From: "Darrick J. Wong" <djwong@kernel.org>
To: Dave Chinner <david@fromorbit.com>
Cc: chandan.babu@gmail.com, linux-xfs@vger.kernel.org
Subject: Re: [PATCH 2/3] xfs: reload entire unlinked bucket lists
Date: Thu, 7 Sep 2023 11:30:12 -0700 [thread overview]
Message-ID: <20230907183012.GM28202@frogsfrogsfrogs> (raw)
In-Reply-To: <ZPl1dFZFlNtWIMpD@dread.disaster.area>
On Thu, Sep 07, 2023 at 05:02:12PM +1000, Dave Chinner wrote:
> On Sun, Sep 03, 2023 at 09:15:59AM -0700, Darrick J. Wong wrote:
> > From: Darrick J. Wong <djwong@kernel.org>
> >
> > The previous patch to reload unrecovered unlinked inodes when adding a
> > newly created inode to the unlinked list is missing a key piece of
> > functionality.
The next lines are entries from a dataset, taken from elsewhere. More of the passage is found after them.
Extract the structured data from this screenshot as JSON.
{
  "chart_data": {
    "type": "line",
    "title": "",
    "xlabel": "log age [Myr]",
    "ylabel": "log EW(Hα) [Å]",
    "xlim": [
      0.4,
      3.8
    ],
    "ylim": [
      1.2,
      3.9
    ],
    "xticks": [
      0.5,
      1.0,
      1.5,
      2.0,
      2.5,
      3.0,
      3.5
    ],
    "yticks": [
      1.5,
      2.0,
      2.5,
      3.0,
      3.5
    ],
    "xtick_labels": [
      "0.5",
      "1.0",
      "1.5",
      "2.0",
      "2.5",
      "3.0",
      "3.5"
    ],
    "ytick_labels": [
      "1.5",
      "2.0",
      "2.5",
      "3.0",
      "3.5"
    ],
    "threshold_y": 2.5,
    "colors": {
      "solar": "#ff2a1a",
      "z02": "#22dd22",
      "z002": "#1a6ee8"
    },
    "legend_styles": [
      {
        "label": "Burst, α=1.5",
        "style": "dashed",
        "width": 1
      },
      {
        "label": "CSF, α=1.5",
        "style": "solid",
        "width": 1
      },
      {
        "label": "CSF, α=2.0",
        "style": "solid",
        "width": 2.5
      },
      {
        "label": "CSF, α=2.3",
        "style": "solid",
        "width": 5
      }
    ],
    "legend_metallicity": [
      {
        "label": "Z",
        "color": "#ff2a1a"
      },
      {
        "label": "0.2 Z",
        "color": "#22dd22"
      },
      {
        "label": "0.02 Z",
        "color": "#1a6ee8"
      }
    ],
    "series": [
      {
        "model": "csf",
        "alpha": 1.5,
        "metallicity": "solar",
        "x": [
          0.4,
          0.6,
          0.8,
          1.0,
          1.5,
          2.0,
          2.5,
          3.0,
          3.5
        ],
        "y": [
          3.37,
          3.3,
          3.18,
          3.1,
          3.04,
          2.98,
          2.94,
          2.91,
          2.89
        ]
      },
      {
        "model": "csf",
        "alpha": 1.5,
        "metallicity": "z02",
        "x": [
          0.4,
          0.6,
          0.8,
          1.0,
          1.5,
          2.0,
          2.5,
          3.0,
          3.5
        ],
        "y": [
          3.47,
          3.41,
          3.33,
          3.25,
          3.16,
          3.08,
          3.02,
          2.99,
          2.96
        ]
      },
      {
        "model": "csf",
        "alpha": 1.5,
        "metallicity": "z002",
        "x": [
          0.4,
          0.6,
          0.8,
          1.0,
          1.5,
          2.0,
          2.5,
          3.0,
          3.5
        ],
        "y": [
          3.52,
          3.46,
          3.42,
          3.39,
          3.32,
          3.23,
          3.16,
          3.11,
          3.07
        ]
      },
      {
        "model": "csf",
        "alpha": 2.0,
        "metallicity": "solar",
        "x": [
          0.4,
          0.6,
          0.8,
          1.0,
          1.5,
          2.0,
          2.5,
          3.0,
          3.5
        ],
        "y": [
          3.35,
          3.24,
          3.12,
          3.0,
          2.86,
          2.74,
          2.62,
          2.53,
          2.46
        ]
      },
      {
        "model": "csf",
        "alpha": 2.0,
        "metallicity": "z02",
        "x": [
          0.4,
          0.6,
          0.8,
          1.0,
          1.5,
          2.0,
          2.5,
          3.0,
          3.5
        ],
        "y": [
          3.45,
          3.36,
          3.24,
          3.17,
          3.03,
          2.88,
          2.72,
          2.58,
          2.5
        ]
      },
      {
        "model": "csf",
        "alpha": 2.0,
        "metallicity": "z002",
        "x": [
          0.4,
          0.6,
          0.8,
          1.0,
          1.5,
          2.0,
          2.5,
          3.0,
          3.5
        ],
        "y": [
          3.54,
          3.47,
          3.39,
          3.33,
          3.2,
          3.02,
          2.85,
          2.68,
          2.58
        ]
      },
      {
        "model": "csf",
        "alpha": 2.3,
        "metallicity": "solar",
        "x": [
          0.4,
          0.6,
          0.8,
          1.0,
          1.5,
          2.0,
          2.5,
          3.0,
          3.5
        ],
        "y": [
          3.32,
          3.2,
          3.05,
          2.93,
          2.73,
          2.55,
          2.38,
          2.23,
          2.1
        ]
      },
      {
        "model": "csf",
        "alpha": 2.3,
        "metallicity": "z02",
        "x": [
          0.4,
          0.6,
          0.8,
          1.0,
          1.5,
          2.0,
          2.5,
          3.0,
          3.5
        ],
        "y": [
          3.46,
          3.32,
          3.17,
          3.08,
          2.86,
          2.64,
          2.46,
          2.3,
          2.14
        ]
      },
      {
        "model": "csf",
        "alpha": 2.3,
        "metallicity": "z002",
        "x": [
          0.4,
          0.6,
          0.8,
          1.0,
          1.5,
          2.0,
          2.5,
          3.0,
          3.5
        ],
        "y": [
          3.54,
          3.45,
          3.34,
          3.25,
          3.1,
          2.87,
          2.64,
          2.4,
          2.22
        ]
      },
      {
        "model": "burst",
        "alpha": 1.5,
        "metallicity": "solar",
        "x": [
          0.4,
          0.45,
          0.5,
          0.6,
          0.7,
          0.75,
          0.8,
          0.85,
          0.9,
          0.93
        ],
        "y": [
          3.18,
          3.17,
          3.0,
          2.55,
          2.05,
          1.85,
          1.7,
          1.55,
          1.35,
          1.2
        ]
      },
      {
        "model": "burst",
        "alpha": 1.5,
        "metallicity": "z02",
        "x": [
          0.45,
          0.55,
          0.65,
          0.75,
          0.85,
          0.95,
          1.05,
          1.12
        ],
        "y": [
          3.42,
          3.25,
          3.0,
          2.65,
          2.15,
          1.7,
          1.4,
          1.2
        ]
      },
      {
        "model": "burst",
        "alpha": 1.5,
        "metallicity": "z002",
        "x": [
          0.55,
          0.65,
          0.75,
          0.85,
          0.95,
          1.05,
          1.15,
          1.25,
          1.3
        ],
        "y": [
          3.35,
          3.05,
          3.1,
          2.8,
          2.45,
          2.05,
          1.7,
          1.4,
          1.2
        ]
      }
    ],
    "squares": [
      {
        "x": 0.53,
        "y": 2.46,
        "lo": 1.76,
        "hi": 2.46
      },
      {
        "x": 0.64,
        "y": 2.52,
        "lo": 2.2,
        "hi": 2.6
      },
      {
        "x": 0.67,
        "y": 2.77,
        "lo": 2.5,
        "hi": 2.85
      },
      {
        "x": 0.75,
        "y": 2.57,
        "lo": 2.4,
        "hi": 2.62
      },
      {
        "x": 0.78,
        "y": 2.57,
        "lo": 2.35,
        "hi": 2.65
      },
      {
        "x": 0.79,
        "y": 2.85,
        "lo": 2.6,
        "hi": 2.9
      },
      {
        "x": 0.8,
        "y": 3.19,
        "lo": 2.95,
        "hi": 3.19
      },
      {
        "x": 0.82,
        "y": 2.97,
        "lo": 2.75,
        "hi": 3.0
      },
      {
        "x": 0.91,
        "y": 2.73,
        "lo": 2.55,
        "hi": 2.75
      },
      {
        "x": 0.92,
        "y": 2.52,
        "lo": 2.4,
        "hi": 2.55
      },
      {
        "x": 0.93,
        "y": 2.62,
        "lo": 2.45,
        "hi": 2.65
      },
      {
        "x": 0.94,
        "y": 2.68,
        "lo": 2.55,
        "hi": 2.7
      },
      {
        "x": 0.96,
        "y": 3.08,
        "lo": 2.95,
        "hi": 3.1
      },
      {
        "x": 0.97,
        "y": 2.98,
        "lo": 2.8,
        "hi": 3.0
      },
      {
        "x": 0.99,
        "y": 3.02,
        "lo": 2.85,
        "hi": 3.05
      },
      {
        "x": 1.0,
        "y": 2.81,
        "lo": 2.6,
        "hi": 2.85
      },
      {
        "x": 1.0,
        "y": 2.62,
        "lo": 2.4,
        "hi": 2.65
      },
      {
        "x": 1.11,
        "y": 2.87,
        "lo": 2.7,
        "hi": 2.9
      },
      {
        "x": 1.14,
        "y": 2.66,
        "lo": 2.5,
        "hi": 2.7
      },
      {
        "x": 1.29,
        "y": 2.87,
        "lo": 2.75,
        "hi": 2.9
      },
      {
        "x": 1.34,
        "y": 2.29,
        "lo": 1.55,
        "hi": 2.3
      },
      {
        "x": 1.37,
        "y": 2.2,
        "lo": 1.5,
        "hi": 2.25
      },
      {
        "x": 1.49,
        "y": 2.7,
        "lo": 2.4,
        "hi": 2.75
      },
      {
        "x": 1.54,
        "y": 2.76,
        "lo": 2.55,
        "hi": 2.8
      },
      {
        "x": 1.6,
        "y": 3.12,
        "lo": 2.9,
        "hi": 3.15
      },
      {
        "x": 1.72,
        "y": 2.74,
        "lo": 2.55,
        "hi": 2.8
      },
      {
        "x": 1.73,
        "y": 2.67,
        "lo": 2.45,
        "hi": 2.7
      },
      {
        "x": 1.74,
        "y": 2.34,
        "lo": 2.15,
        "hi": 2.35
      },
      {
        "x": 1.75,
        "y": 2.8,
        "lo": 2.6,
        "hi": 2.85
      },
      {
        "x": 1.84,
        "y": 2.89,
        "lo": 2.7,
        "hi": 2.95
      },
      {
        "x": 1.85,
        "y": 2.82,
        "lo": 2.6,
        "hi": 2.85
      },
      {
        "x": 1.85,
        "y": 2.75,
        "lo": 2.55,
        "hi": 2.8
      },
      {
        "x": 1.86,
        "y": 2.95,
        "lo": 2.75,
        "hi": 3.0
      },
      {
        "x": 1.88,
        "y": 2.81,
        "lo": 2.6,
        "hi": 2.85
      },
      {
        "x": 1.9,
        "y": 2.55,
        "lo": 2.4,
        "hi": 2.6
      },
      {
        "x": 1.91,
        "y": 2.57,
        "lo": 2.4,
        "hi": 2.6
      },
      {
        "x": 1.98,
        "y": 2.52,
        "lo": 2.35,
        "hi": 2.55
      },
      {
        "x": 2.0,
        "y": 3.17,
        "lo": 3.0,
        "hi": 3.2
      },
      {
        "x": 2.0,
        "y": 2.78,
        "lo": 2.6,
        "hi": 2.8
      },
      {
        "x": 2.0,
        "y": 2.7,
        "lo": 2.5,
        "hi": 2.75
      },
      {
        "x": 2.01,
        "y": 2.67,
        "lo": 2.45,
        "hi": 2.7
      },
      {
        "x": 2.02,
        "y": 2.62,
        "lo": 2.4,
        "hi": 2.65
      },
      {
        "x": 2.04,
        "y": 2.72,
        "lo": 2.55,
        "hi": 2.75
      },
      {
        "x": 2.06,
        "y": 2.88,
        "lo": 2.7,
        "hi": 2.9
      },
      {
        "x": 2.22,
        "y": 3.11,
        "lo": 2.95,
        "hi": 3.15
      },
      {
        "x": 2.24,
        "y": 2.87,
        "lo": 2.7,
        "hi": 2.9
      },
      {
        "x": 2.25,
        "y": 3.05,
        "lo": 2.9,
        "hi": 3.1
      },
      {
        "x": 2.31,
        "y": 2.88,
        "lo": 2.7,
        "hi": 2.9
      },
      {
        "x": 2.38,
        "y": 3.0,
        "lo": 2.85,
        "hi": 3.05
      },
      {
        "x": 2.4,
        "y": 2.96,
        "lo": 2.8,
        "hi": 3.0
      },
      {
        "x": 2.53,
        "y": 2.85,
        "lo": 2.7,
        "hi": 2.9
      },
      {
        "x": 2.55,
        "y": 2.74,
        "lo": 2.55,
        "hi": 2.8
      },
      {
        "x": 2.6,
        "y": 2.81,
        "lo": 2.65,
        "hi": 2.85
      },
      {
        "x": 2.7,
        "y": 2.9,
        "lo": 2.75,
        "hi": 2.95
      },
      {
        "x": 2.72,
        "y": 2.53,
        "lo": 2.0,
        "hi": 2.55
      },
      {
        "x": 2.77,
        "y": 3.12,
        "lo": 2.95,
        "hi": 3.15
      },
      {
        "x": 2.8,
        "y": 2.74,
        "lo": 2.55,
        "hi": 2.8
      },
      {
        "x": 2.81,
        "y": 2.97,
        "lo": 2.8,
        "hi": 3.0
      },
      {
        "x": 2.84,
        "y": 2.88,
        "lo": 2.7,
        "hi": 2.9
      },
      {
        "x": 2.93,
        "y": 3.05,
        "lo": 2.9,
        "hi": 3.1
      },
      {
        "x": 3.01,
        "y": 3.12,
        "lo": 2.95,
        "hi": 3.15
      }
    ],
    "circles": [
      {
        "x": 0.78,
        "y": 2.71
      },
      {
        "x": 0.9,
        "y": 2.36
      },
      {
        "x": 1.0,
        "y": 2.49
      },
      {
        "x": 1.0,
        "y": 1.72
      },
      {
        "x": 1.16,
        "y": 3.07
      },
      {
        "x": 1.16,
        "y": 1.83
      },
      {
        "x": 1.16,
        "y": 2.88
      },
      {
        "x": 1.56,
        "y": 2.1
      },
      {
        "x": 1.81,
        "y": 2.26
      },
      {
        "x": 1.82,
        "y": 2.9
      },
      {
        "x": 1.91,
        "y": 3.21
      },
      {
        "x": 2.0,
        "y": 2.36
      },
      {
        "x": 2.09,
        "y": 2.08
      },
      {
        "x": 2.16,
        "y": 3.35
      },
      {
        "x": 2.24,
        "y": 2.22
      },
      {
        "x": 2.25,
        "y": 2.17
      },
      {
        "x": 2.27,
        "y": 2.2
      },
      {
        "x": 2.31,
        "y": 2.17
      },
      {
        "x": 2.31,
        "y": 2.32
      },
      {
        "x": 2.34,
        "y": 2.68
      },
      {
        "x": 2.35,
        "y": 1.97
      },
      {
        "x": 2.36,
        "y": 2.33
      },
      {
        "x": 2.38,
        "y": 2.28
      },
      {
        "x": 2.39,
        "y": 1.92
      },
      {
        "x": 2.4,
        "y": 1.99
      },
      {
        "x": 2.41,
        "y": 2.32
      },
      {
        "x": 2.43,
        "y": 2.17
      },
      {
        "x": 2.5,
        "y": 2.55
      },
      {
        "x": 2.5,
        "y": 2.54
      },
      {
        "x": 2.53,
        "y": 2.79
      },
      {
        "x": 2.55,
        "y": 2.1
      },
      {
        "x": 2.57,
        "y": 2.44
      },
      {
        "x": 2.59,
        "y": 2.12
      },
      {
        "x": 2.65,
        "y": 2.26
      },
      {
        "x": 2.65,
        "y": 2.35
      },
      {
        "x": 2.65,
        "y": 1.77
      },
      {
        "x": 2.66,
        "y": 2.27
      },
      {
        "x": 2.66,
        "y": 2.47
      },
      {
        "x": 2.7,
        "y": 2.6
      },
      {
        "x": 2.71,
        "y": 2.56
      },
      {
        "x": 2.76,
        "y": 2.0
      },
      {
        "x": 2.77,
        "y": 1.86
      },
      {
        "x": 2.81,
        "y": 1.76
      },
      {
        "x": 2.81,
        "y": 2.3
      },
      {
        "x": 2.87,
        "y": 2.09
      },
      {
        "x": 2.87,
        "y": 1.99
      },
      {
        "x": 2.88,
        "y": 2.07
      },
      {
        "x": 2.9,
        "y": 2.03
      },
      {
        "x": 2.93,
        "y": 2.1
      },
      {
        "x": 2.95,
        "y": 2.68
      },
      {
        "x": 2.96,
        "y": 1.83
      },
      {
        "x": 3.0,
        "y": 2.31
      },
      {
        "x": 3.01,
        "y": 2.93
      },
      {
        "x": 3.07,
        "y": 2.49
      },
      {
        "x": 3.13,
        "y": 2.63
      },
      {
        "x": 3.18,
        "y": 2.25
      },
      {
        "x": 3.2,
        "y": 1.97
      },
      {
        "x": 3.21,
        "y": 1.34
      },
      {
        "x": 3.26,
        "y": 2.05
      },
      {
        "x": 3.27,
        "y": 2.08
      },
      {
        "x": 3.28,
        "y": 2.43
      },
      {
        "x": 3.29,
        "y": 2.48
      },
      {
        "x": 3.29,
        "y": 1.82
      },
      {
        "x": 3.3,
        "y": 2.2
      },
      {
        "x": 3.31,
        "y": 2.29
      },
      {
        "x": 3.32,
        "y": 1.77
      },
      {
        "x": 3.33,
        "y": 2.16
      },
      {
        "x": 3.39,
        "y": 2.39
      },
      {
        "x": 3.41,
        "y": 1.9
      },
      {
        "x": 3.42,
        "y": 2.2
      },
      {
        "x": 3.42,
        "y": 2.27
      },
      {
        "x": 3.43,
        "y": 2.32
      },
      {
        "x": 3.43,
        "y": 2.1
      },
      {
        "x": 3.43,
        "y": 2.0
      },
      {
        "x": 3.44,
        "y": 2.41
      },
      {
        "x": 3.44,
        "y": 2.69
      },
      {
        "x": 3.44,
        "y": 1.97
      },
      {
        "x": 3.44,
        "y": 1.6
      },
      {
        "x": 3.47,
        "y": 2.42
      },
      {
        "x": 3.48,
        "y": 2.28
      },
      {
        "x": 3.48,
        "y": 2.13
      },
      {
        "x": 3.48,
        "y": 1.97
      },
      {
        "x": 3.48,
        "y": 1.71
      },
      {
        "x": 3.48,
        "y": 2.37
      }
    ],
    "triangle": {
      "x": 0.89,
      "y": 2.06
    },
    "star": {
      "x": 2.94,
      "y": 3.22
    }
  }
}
It doesn't handle the case that someone calls xfs_iget
> > on an inode that is not the last item in the incore list. For example,
> > if at mount time the ondisk iunlink bucket looks like this:
> >
> > AGI -> 7 -> 22 -> 3 -> NULL
> >
> > None of these three inodes are cached in memory. Now let's say that
> > someone tries to open inode 3 by handle. We need to walk the list to
> > make sure that inodes 7 and 22 get loaded cold, and that the
> > i_prev_unlinked of inode 3 gets set to 22.
> >
> > Signed-off-by: Darrick J. Wong <djwong@kernel.org>
> > ---
> > fs/xfs/xfs_export.c | 6 +++
> > fs/xfs/xfs_inode.c | 100 +++++++++++++++++++++++++++++++++++++++++++++++++++
> > fs/xfs/xfs_inode.h | 9 +++++
> > fs/xfs/xfs_itable.c | 9 +++++
> > fs/xfs/xfs_trace.h | 20 ++++++++++
> > 5 files changed, 144 insertions(+)
> >
> >
> > diff --git a/fs/xfs/xfs_export.c b/fs/xfs/xfs_export.c
> > index 1064c2342876..f71ea786a6d2 100644
> > --- a/fs/xfs/xfs_export.c
> > +++ b/fs/xfs/xfs_export.c
> > @@ -146,6 +146,12 @@ xfs_nfs_get_inode(
> > return ERR_PTR(error);
> > }
> >
> > + error = xfs_inode_reload_unlinked(ip);
> > + if (error) {
> > + xfs_irele(ip);
> > + return ERR_PTR(error);
> > + }
>
> We don't want to be creating an empty transaction, locking the inode
> and then cancelling the transaction having done nothing on every
> NFS handle we have to resolve. We only want to do this if the link
> count is zero and i_prev_unlinked == 0, at which point we can then
> take the slow path (i.e call xfs_inode_reload_unlinked()) to reload
> the unlinked list. Something like:
Hmm. Using an unlocked check here makes me nervous, since we could be
racing with another thread that is unlinking the inode. OTOH, this code
doesn't start *changing* any incore state until it's taken ILOCK_SHARED
and locked the AGI buffer to stabilize @ip's unlinked list.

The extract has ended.